World Bank expects Malaysia to grow 5.8% in 2017


Malaysia is projected to post the highest annual growth rate in three years of 5.8% this year, and the momentum is projected to carry right through to 2018, said the World Bank.

The country’s economy rose to 5.6% and 5.8% in the first two quarters and it continued to beat poll forecasts with a growth of 6.2% in the third quarter.

Defying initial expectations of a slowdown, the solid performance is driven by strengthening domestic demand, improved labour market conditions, wage growth and better external demand for manufactured products as well as commodity exports. Higher private and public investment further backed the raise.

The World Bank, in its latest Malaysia Economic Monitor report, said the country’s policy have helped strengthen the economy over the past 20 years, and it anticipates growth to remain resilient at 5.2% next year.

Ulrich Zachau (picture), World Bank director for Malaysia, Thailand and regional partnerships, said continued macroeconomic management and reforms to strengthen people’s skills, as well as competitiveness will help secure the country’s strong economic growth gains especially for lower-income groups.

According to the report, Malaysia’s faster than expected growth creates opportunities for deeper structural reforms that can lead to higher growth. These include policies that enhance productivity and address constraints such as the lack of competition in key markets as well as critical skills deficits.

Meanwhile, Deputy Minister in the Prime Minister’s Department Senator Datuk Seri SK Devamany said having learned many lessons

from the turmoil of 1997 and 1998, the country has been significantly more resilient to external shocks and financial instability in 2017.

“Malaysia learned from the Asian financial crisis.

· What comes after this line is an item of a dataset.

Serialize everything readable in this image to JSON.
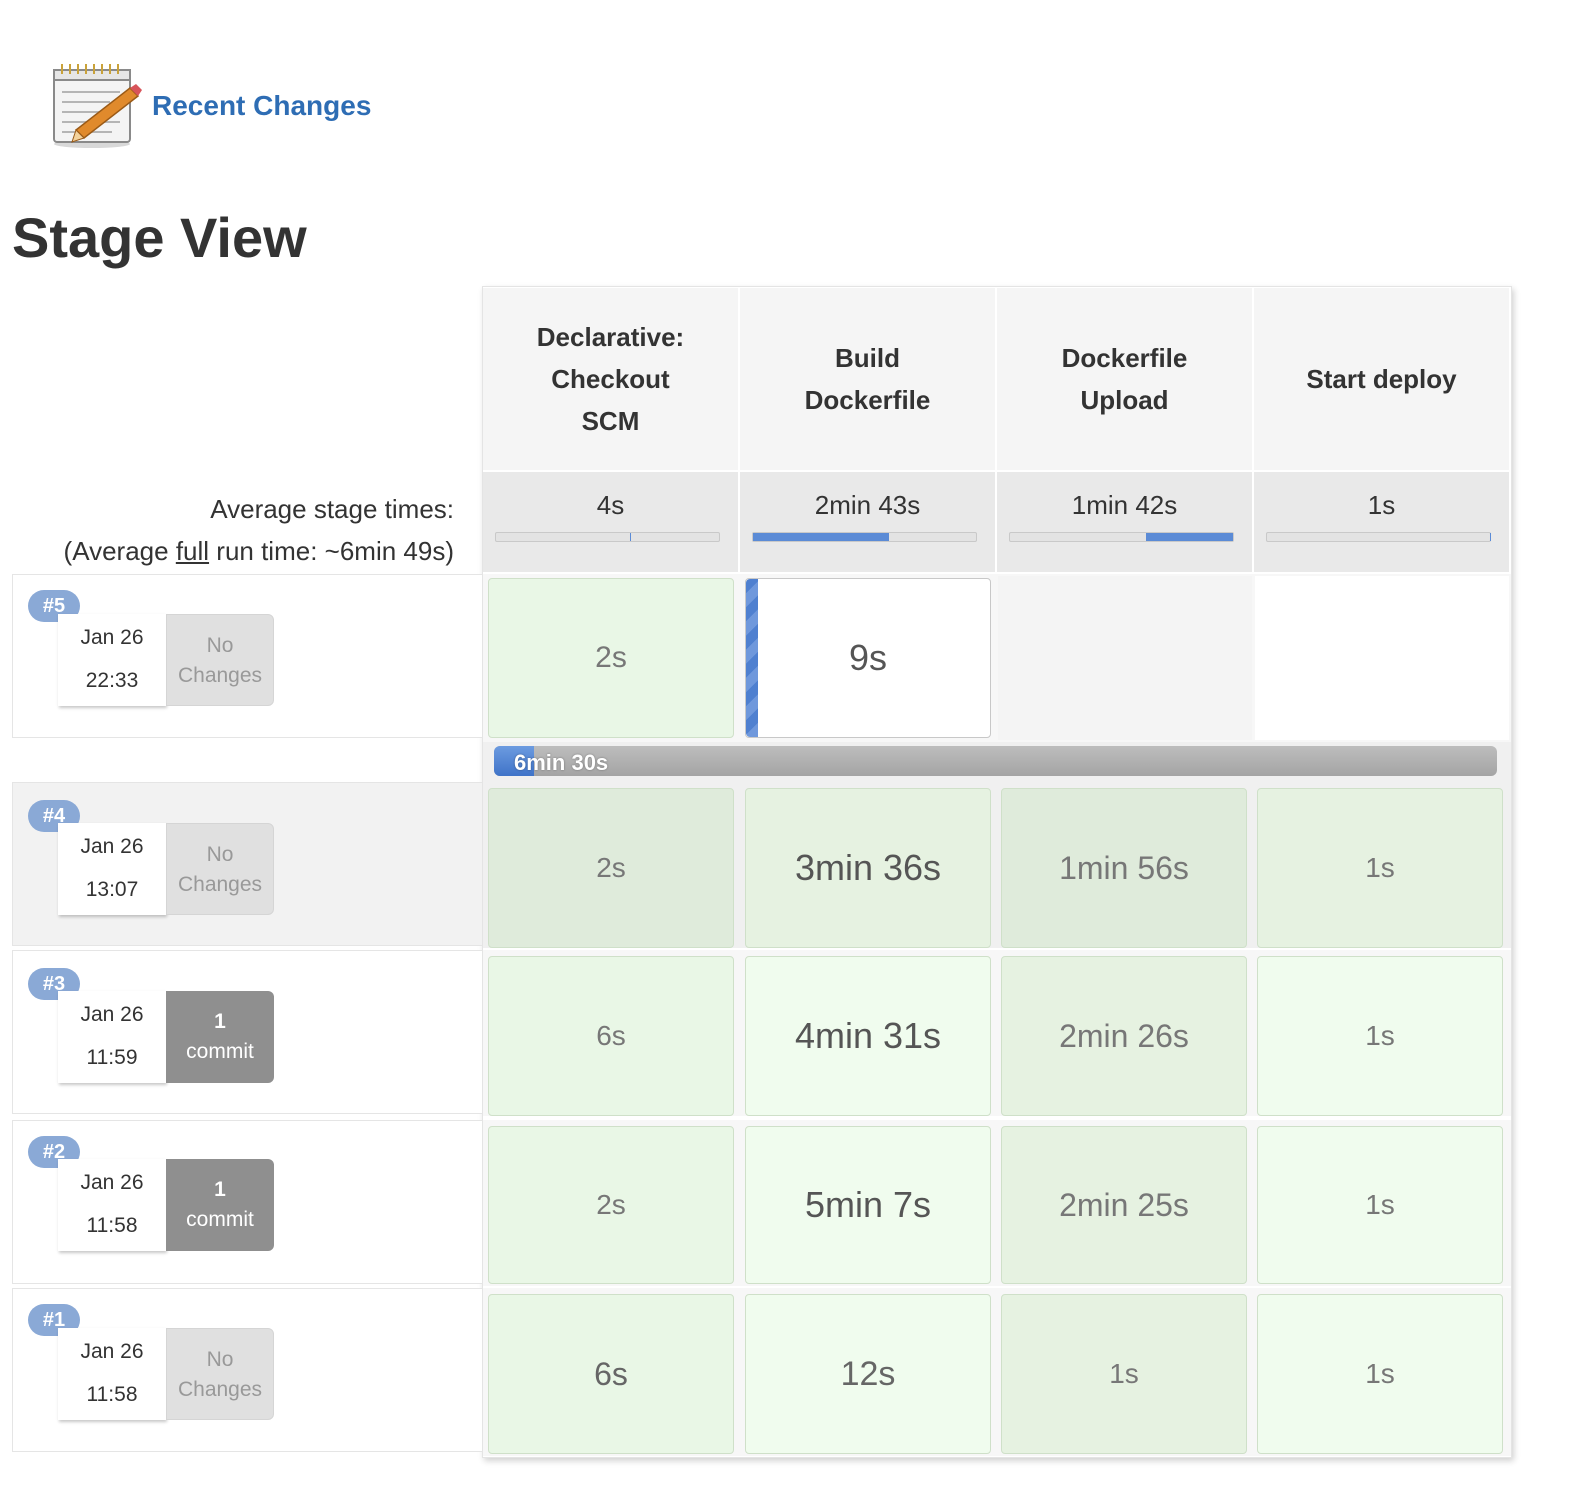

Since then, successive reforms have helped transform the economy and propel it closer to high-income country status,” Devamany said in a statement.

Policy responses carried out by the government then have since been incorporated into toolkits for policy- makers in developing as well as developed countries, even though it was considered unorthodox at the time.

These policies include flexible exchange rate regimes that lower the risk of currency crashes, large international reserves, selective and temporary capital controls to stabilise capital flows, and careful prudential regulation of the domestic financial sector.

“They have proven effective and are widely considered good practice for countries around the world today even while recognising the importance of customising policies to a country’s own specific situation, resources, and institutional capacity,” said the World Bank.